The market will have to reassess its dovish reaction as inflation, especially core inflation, was coming down "agonizingly slowly," he added.

Eurostat data showed inflation in the euro zone dropped by the most on record in March. However, growth in core prices accelerated.

The European Central Bank still has a "little way" to go with interest rate increases to vanquish core inflation, French ECB policymaker Francois Villeroy de Galhau said in a newspaper interview.

"As core euro-zone inflation edged up to a new all-time high in March we think policymakers will remain in hawkish mood for now," Andrew Kenningham, chief Europe economist at Capital Economics, said in a note.

"Our forecast is for another 100bp of rate hikes in the coming months - substantially more than the markets are pricing in."

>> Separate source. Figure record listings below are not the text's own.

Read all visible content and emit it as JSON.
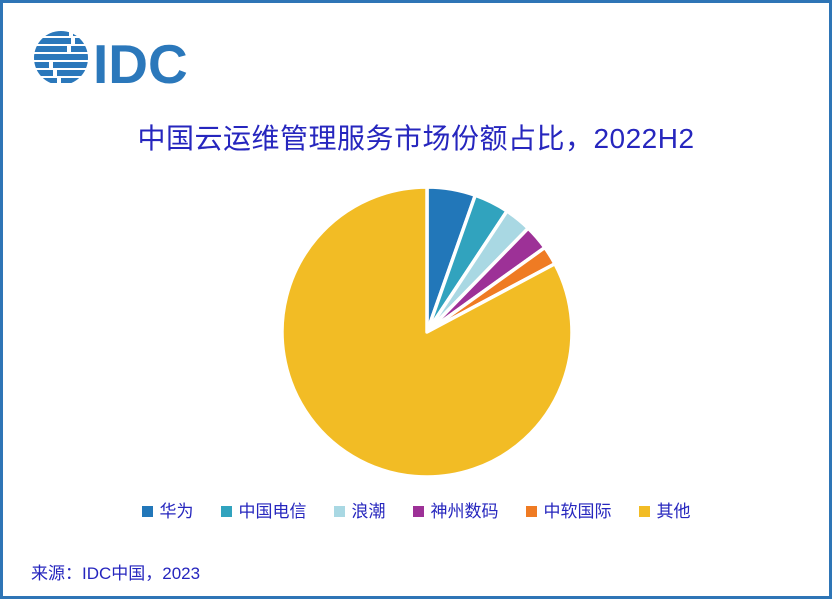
{
  "page": {
    "background": "#FFFFFF",
    "border_color": "#2E75B6"
  },
  "logo": {
    "text": "IDC",
    "color": "#2B78BB"
  },
  "title": {
    "text": "中国云运维管理服务市场份额占比，2022H2",
    "color": "#2626BE"
  },
  "source": {
    "text": "来源：IDC中国，2023",
    "color": "#2626BE"
  },
  "chart_data": {
    "type": "pie",
    "title": "中国云运维管理服务市场份额占比，2022H2",
    "unit": "percent market share (estimated from slice angles; no data labels shown)",
    "start_angle_deg": 0,
    "direction": "clockwise",
    "slice_gap_color": "#FFFFFF",
    "legend_position": "bottom",
    "series": [
      {
        "label": "华为",
        "value": 5.4,
        "color": "#2277B9"
      },
      {
        "label": "中国电信",
        "value": 3.9,
        "color": "#31A3BE"
      },
      {
        "label": "浪潮",
        "value": 3.0,
        "color": "#A9D8E3"
      },
      {
        "label": "神州数码",
        "value": 2.8,
        "color": "#9D3197"
      },
      {
        "label": "中软国际",
        "value": 2.1,
        "color": "#EF7B23"
      },
      {
        "label": "其他",
        "value": 82.8,
        "color": "#F2BC25"
      }
    ]
  }
}
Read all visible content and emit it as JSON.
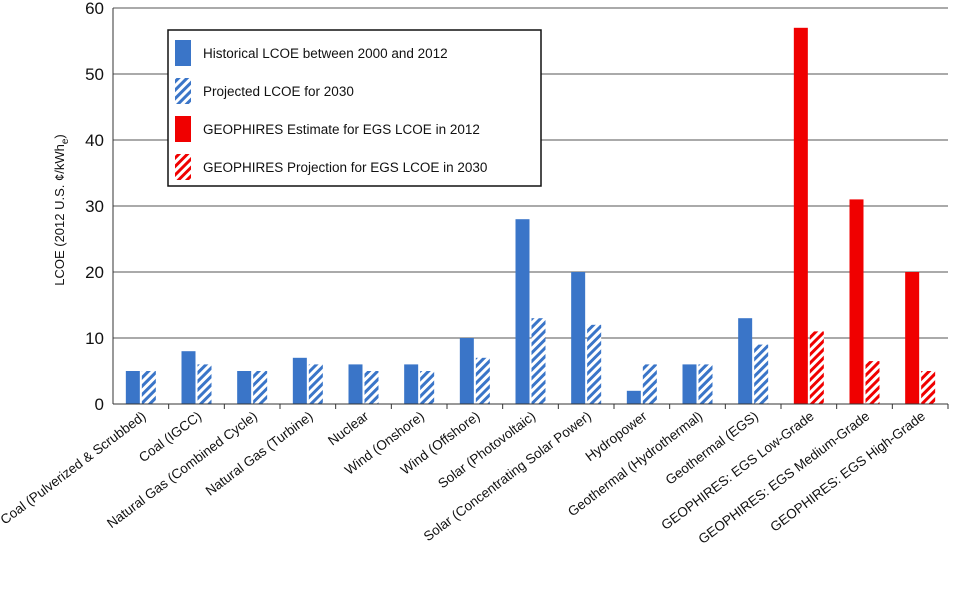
{
  "chart_data": {
    "type": "bar",
    "ylabel_main": "LCOE (2012 U.S. ¢/kWh",
    "ylabel_sub": "e",
    "ylabel_close": ")",
    "ylim": [
      0,
      60
    ],
    "yticks": [
      "0",
      "10",
      "20",
      "30",
      "40",
      "50",
      "60"
    ],
    "categories": [
      "Coal (Pulverized & Scrubbed)",
      "Coal (IGCC)",
      "Natural Gas (Combined Cycle)",
      "Natural Gas (Turbine)",
      "Nuclear",
      "Wind (Onshore)",
      "Wind (Offshore)",
      "Solar (Photovoltaic)",
      "Solar (Concentrating Solar Power)",
      "Hydropower",
      "Geothermal (Hydrothermal)",
      "Geothermal (EGS)",
      "GEOPHIRES: EGS Low-Grade",
      "GEOPHIRES: EGS Medium-Grade",
      "GEOPHIRES: EGS High-Grade"
    ],
    "series": [
      {
        "name": "Historical LCOE between 2000 and 2012",
        "values": [
          5,
          8,
          5,
          7,
          6,
          6,
          10,
          28,
          20,
          2,
          6,
          13,
          null,
          null,
          null
        ]
      },
      {
        "name": "Projected LCOE for 2030",
        "values": [
          5,
          6,
          5,
          6,
          5,
          5,
          7,
          13,
          12,
          6,
          6,
          9,
          null,
          null,
          null
        ]
      },
      {
        "name": "GEOPHIRES Estimate for EGS LCOE in 2012",
        "values": [
          null,
          null,
          null,
          null,
          null,
          null,
          null,
          null,
          null,
          null,
          null,
          null,
          57,
          31,
          20
        ]
      },
      {
        "name": "GEOPHIRES Projection for EGS LCOE in 2030",
        "values": [
          null,
          null,
          null,
          null,
          null,
          null,
          null,
          null,
          null,
          null,
          null,
          null,
          11,
          6.5,
          5
        ]
      }
    ],
    "colors": {
      "blue": "#3a75c8",
      "red": "#f00000"
    },
    "grid": "horizontal",
    "legend_position": "top-left"
  }
}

Separate data showed U.S. personal consumption expenditures inflation fell in February, with the core reading lower than expected.

Rate-sensitive tech shares and real estate stocks gained 0.5% and 0.4%, respectively.

Among individual stocks, Swiss engineering company ABB gained 1.8% as it said it would launch its new $1 billion share buyback on April 3 with the intention to buy up to 30 million of its shares.

Adidas AG gained 5% as UBS raised the Germany-based athletics company's price target, while H&M rose 3.4%, amid a streak of analyst upgrades after the Swedish fashion retailer posted Q1 results above market expectations.

Retail shares continued to maintain momentum, adding 1.7%.